Con tanto retraso no vimos la subida de escaleras del equipo de ‘Robin Hood’. Para los interesados en el comentario de alfombra roja, la descripcion era unánime: el glamour de Russell Crowe era genuinamente cervecero, Cate Blanchett es altísima, y no había la mas mínima comunicación entre ambos. Algo ha pasado en ese rodaje.
 
Siguiendo con los mitos reciclados, hoy hemos visto la segunda parte de ‘Wall Street’, trabajo alimenticio de Oliver Stone. Si decimos que lo mejor de la película esta en la forma de filmar los edificios de Nueva York para cubrir las transiciones entre secuencia y secuencia, no queremos decir que lo demás sea malo, sino igualmente funcional. El hombre que abrazaba a los bomberos donostiarras podría haber sacado mejor partido a la idea de situar la accion en el inicio de la actual crisis mundial.

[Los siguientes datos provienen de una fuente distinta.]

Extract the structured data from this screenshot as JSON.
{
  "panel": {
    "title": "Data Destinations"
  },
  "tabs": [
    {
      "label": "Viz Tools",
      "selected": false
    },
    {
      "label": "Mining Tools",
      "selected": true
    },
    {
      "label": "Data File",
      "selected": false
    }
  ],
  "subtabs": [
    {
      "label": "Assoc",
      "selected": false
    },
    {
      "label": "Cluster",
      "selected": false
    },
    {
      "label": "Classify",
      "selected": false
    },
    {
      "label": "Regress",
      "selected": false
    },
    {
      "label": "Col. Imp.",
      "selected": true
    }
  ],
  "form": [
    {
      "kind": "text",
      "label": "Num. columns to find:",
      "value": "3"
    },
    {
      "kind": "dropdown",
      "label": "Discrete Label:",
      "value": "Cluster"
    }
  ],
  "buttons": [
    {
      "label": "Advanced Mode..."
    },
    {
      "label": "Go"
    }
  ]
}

Y en lugar de tirar por el melodrama familiar y resolver la intriga económica dándole a dos teclas de ordenador, cabía esperar un poco más de mala leche contra el sistema económico que ha montado todo esto. Este no es el Oliver Stone combativo. Insistimos, lo mejor esta en los márgenes de la película. Los edificios de Nueva York, las canciones de David Byrne y Brian Eno, las apariciones del cada vez mas mermado pero imbatible Eli Wallach y una Susan Sarandon que casi entra en la categoria de cameo. Aunque para cameo el de Oliver Stone, que aparece dos veces como un Hitchcock sin carisma.